LUT+Polynomial requires multipliers but delivers higher throughput with a fixed, short pipeline depth. The key architectural insight from Li et al. [1] is that all five transcendental functions share the same polynomial evaluation core – only the coefficients differ. Sharing this core across five functions yields 47.99% area reduction and 38.91% power reduction compared to five separate accelerators. This is the right approach when multipliers are available and multiple functions are needed simultaneously.
PR-CORDIC reduces the iteration count from 24 to 14 for single precision by adding pre-rotation logic, closing approximately half the latency gap between CORDIC and polynomial at modest area cost. It currently covers arctangent; extension to the full trigonometric set remains an open implementation task.
The FPGA comparison of Mohamed et al. [2] makes the practical tradeoffs concrete: polynomial achieves 0.776 Gbps throughput at the cost of 28 DSP blocks; CORDIC achieves 0.580 Gbps with zero DSPs and significantly better behavior in error-sensitive applications; pure LUT achieves 800 MHz but degrades approximation quality for dynamic systems.

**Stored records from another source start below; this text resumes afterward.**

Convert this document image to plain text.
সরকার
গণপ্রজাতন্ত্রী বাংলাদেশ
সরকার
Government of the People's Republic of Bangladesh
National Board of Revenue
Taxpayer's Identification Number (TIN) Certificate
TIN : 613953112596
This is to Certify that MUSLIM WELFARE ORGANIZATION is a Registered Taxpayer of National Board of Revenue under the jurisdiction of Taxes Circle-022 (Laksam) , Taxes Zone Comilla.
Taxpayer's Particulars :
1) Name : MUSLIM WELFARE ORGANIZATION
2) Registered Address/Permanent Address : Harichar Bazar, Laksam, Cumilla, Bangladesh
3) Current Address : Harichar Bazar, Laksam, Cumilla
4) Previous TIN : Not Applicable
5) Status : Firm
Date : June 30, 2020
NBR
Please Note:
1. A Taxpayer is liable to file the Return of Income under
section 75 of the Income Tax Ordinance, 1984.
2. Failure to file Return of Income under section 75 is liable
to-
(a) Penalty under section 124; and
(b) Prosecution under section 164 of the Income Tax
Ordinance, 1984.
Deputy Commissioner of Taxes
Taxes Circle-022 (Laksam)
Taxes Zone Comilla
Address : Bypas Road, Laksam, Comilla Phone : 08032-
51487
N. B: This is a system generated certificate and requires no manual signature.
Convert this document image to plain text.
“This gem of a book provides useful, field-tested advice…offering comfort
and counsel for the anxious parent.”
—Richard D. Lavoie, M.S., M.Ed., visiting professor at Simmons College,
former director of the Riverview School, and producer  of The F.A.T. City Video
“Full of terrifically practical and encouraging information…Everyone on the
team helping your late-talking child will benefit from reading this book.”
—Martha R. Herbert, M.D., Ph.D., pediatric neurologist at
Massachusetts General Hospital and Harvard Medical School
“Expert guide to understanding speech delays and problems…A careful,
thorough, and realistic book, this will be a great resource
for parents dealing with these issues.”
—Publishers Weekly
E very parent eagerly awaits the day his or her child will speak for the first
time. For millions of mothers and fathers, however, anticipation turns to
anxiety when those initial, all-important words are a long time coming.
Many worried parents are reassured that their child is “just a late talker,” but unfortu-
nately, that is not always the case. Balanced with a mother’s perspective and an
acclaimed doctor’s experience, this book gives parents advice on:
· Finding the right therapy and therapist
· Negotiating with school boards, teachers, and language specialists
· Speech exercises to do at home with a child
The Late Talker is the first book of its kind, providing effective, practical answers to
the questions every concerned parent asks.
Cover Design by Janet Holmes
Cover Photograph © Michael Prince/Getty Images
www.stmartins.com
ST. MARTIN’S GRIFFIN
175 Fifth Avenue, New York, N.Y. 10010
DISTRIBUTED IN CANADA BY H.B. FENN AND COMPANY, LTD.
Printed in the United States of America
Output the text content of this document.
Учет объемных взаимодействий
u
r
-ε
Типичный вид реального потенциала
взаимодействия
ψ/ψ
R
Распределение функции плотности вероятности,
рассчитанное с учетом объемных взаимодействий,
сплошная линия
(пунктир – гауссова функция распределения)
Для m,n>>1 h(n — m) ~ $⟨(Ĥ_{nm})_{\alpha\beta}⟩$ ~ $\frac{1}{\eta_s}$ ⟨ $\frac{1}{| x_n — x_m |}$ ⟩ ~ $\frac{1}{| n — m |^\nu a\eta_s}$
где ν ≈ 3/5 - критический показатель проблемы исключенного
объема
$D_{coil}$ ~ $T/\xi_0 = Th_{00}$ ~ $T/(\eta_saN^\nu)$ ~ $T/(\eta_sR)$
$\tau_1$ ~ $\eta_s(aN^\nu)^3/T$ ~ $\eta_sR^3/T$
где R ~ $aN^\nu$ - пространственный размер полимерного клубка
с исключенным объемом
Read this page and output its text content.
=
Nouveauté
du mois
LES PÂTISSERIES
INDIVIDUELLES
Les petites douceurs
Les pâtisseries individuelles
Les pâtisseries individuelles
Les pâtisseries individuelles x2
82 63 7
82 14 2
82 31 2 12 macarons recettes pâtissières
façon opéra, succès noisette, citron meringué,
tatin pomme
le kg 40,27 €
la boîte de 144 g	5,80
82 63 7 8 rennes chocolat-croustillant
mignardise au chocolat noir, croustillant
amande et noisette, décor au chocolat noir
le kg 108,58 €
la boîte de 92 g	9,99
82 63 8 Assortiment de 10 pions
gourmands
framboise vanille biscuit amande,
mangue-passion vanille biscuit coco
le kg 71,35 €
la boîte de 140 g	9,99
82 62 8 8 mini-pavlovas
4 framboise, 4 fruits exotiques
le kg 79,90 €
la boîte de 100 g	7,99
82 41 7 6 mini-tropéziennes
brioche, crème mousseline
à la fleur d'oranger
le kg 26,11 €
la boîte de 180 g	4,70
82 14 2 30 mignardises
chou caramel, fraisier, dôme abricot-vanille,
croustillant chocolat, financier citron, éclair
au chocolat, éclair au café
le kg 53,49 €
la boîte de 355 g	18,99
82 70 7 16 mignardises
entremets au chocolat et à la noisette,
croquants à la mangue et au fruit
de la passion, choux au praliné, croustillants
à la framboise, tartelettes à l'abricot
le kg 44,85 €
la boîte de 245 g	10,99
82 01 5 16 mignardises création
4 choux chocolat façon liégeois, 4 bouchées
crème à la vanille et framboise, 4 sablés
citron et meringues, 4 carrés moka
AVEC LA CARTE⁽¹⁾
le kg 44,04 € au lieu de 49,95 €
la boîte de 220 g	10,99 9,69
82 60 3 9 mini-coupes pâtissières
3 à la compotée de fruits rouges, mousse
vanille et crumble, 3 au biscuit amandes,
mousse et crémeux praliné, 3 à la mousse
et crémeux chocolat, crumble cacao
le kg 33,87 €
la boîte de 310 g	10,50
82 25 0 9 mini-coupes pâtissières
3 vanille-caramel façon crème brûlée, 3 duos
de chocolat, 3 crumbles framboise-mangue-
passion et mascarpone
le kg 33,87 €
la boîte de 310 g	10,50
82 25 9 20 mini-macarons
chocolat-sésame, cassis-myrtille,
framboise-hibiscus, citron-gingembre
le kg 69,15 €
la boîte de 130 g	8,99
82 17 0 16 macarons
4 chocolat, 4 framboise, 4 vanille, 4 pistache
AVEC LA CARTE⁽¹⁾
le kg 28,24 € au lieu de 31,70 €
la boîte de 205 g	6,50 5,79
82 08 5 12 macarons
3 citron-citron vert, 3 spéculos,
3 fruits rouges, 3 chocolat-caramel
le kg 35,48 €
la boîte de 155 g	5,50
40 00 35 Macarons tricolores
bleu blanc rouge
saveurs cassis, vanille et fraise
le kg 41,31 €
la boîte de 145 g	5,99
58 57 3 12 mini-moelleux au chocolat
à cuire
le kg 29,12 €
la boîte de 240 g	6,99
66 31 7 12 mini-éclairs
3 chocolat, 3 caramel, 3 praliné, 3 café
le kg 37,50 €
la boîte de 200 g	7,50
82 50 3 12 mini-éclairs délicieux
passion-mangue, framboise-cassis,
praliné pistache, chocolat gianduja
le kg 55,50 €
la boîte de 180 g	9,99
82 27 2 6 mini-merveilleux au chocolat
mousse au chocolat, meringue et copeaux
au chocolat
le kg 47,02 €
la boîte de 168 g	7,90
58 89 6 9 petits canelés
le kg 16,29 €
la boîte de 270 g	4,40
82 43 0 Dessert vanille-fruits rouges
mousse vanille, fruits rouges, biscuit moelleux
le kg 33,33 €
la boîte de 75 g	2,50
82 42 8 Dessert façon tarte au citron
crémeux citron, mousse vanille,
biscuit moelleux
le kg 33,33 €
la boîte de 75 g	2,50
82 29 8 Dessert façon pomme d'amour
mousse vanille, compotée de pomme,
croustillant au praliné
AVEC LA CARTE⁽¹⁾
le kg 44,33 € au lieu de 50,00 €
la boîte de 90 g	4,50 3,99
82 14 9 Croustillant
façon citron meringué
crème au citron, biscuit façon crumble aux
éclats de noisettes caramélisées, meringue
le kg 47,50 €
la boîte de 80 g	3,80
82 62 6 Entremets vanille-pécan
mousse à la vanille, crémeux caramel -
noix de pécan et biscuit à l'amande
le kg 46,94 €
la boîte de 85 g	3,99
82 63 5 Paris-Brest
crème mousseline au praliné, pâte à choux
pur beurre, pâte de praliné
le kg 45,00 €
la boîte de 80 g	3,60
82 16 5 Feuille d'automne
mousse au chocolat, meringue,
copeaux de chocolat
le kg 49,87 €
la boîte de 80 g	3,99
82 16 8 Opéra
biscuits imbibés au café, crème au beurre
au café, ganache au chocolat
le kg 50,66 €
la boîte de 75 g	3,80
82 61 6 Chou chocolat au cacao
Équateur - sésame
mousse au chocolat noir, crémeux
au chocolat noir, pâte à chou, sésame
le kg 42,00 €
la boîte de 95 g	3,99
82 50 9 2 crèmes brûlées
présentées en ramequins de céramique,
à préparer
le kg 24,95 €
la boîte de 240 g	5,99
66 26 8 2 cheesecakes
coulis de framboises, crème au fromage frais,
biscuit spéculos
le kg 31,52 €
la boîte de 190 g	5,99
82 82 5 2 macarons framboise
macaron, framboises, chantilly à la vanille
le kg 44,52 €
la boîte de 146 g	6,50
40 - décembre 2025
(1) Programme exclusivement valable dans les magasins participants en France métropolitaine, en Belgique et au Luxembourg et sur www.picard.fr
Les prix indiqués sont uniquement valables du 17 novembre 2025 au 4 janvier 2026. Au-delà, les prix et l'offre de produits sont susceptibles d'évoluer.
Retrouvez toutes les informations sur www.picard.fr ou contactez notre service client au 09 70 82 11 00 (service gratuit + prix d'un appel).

Neither approach is universally superior. The right choice is determined by available resources on the target platform and the application’s sensitivity to area, power, throughput, and numerical precision.
References
[1] P. Li, H. Jin, W. Xi, C. Xu, H. Yao, and K. Huang, “A reconfigurable hardware architecture for miscellaneous floating-point transcendental functions,” Electronics, vol. 12, no. 1, Art. no. 233, 2023. DOI: 10.3390/electronics12010233
[2] S. M. Mohamed, M. H. Yacoub, W. S. Sayed, L. A. Said, and A. G. Radwan, “Efficient hardware implementations of trigonometric functions and their application to sine-based modified logistic map,” Digital Signal Processing, vol. 159, Art. no. 104993, 2025. DOI: 10.1016/j.dsp.2025.104993
[3] K. Li, H. Fang, Z. Ma, F. Yu, B. Zhang, and Q. Xing, “A low-latency CORDIC algorithm based on pre-rotation and its application on computation of arctangent function,” Electronics, vol. 13, no. 12, Art. no. 2338, 2024. DOI: 10.3390/electronics13122338
[4] M. Song et al., “A design of transcendental function accelerator,” in Proc. SPIE, Third International Conference on Artificial Intelligence and Computer Engineering (ICAICE 2022), vol. 12610, Art. no. 1261002, 2023.
[5] J. Wei and H. Kobayashi, “A review of floating-point arithmetic algorithms using Taylor series expansion and mantissa region division techniques,” Preprints, 2026, Art. no. 202601.0284.
[6] J. Volder, “The CORDIC trigonometric computing technique,” IRE Transactions on Electronic Computers, vol. EC-8, no. 3, pp. 330–334, 1959.